Quantitative trait locus for body weight identified on rat chromosome 4 in inbred alcohol-preferring and -nonpreferring rats: potential implications for neuropeptide Y and corticotrophin releasing hormone 2

Abstract

The alcohol-preferring (P) and -nonpreferring (NP) rat lines were developed using bidirectional selective breeding for alcohol consumption (g/kg/day) and alcohol preference (water:ethanol ratio). During a preliminary study, we detected a difference in body weight between inbred P (iP) and inbred NP (iNP) rats that appeared to be associated with the transfer of the Chromosome 4 quantitative trait locus (QTL) seen in the P.NP and NP.P congenic strains. After the initial confirmation that iP rats displayed lower body weight when compared to iNP rats (data not shown), body weight and growth rates of each chromosome 4 reciprocal congenic rat strain (P.NP and NP.P) were measured, and their body weight was consistent with their respective donor strain phenotype, confirming that a quantitative trait locus for body weight mapped to the chromosome 4 interval. Utilizing the newly developed interval-specific congenic strains (ISCS-A and ISCS-B), the QTL interval was further narrowed identifying the following candidate genes of interest: neuropeptide Y (Npy), juxtaposed with another zinc finger gene 1 (Jazf1), corticotrophin releasing factor receptor 2 (Crfr2) and LanC lantibiotic synthetase component C-like 2 (Lancl2). These findings indicate that a biologically active variant(s) regulates body weight on rat chromosome 4 in iP and iNP rats. This QTL for body weight was successfully captured in the P.NP and NP.P congenic strains, and interval-specific congenic strains (ISCSs) were subsequently employed to fine-map the QTL interval identifying the following candidate genes of interest: Npy, Jazf1, Crfr2 and Lancl2. Both Npy and Crfr2 have been previously identified as candidate genes of interest underlying the chromosome 4 QTL for alcohol consumption in iP and iNP rats.

Figure 1

Male and female body weight at 10 weeks age in iP, iNP, P.NP, and NP.P congenic strains.
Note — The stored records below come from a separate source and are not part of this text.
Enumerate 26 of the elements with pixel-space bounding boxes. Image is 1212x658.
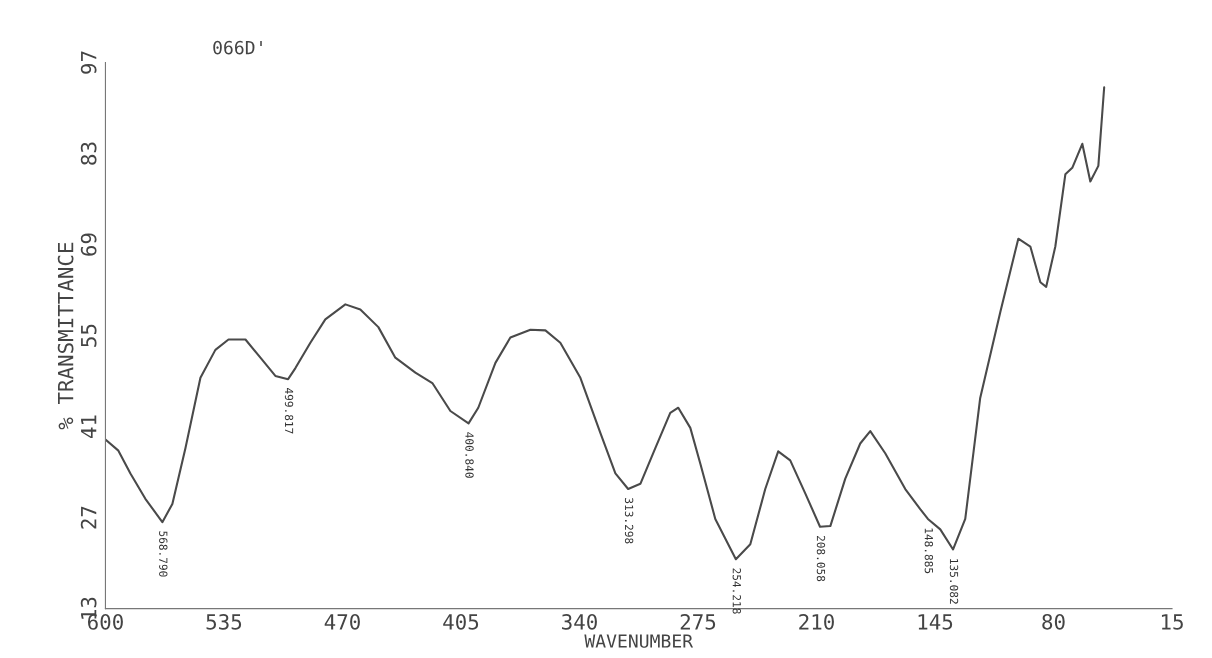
x-tick-label: 210: [799, 613, 834, 630]
y-tick-label: 27: [80, 506, 97, 529]
annotation: 135.082: [949, 559, 959, 604]
x-tick-label: 470: [324, 613, 360, 630]
x-tick-label: 80: [1042, 613, 1065, 630]
x-tick-label: 275: [680, 613, 716, 630]
x-tick-label: 405: [443, 613, 479, 630]
annotation: 400.840: [465, 432, 474, 478]
x-tick-label: 340: [562, 613, 597, 630]
annotation: 254.218: [732, 568, 742, 614]
annotation: 148.885: [924, 528, 934, 574]
x-tick-label: 535: [206, 613, 242, 630]
x-axis-title: WAVENUMBER: [584, 634, 694, 648]
y-tick-label: 97: [80, 51, 97, 74]
annotation: 568.790: [159, 531, 168, 577]
y-tick-label: 69: [80, 233, 97, 256]
y-tick-label: 41: [81, 415, 97, 439]
annotation: 313.298: [624, 498, 634, 544]
x-tick-label: 15: [1161, 614, 1183, 630]
y-axis-title: % TRANSMITTANCE: [57, 242, 74, 430]
y-tick-label: 83: [80, 142, 97, 165]
annotation: 208.058: [816, 535, 826, 582]
x-tick-label: 145: [918, 614, 953, 630]
chart-title: 066D': [213, 40, 262, 55]
y-tick-label: 55: [81, 324, 97, 347]
annotation: 499.817: [284, 388, 294, 434]
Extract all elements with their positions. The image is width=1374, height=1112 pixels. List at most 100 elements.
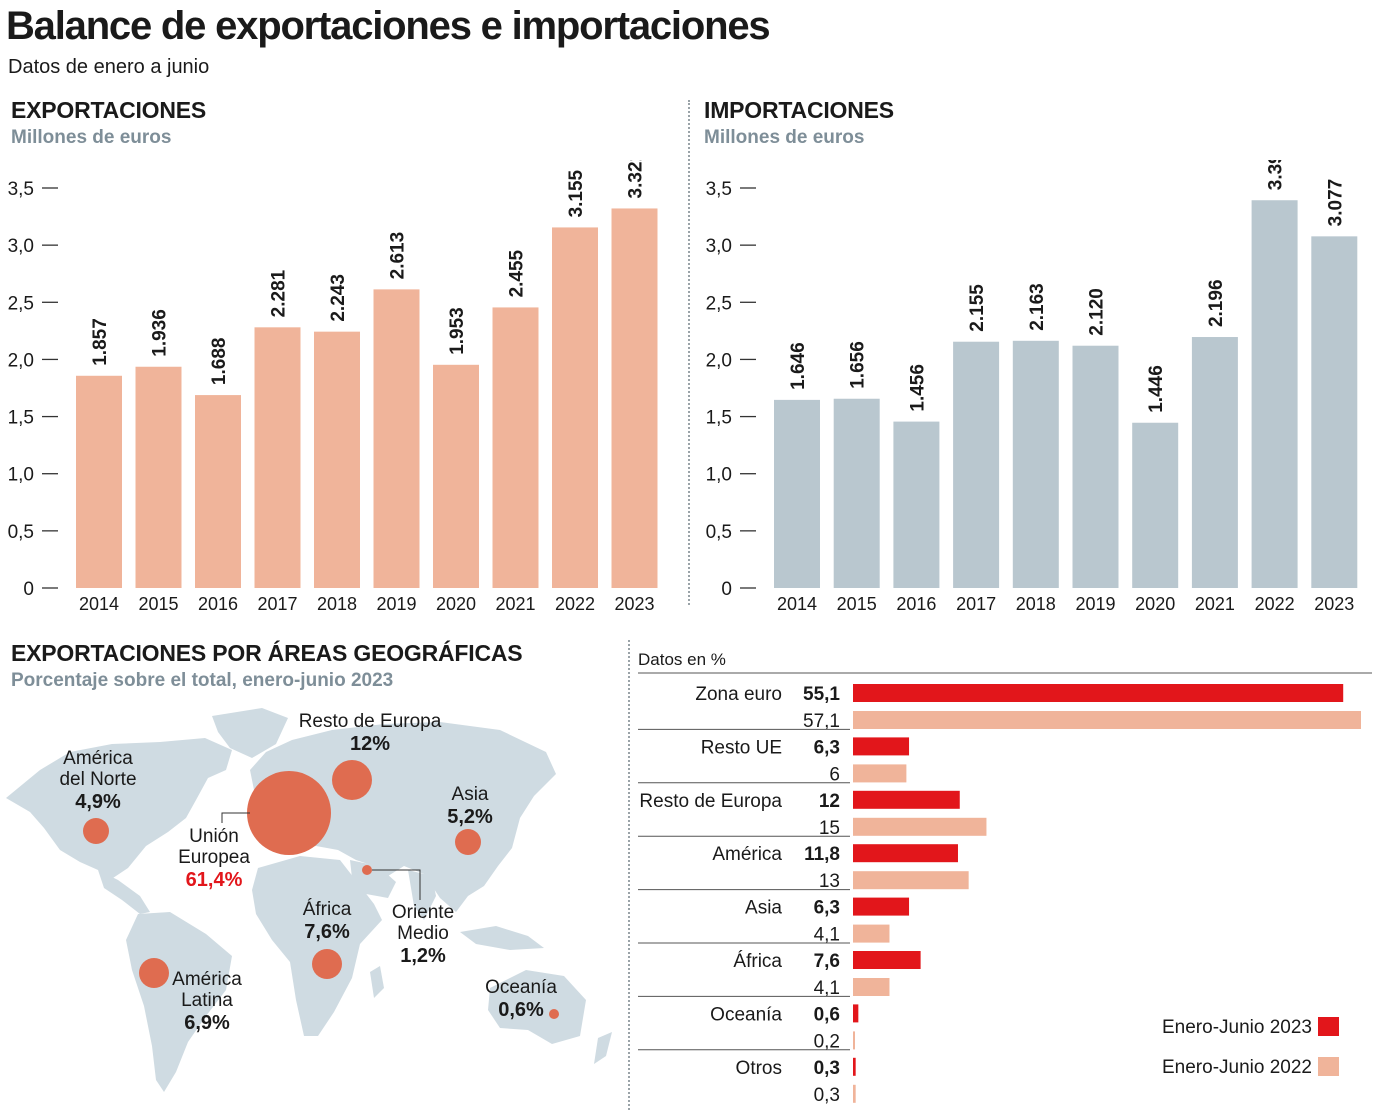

The effect of the Chr 4 QTL for body weight was detected in both (A) male and (B) female rats. The transfer of the Chr 4 QTL into P.NP rats is associated with increased body weight compared to the iP line, while the transfer of the Chr 4 QTL into NP.P rats leads to decreased body weight compared to the iNP line. Significant body weight differences were also observed between P.NP and NP.P in both male and female rats. * indicates p<0.05 and bars show ± SEM.

Figure 2

The growth curves of male and female inbred and congenic rats. The growth rates were determined in both male (A) and female (B) congenic rats. These findings indicate that the growth rate of the congenics P.NP and NP.P is consistent with that of the donor strain iNP and iP, respectively. Further statistical analysis indicated that the body weight changes in the congenic rats are more significant in the male than the female rats.

Figure 3

ISCS-A and ISCS-B strains show differences in body weight compared to their respective iP background. ISCS-A and ISCS-B were generated by back crossing P. NP with iP rats. The transferred Chr 4 genomic region was confirmed by marker-assisted genotyping. Similar to the P.NP strain, the replacement of iP genomic regions with iNP genomic regions in ISCS-A rats significantly increased body weight in both female (P<0.002) and male (P<0.008) when compared to iP rats. No difference in body weight was detected in the ISCS-B rats compared to their background. The overlapping genomic region (dashed line) contains potential candidate genes. P: alcohol-preferring rat, N: alcohol-nonpreferring rat. P.NP: congenic rat in which the iNP Chr 4 QTL interval was transferred to the iP rat.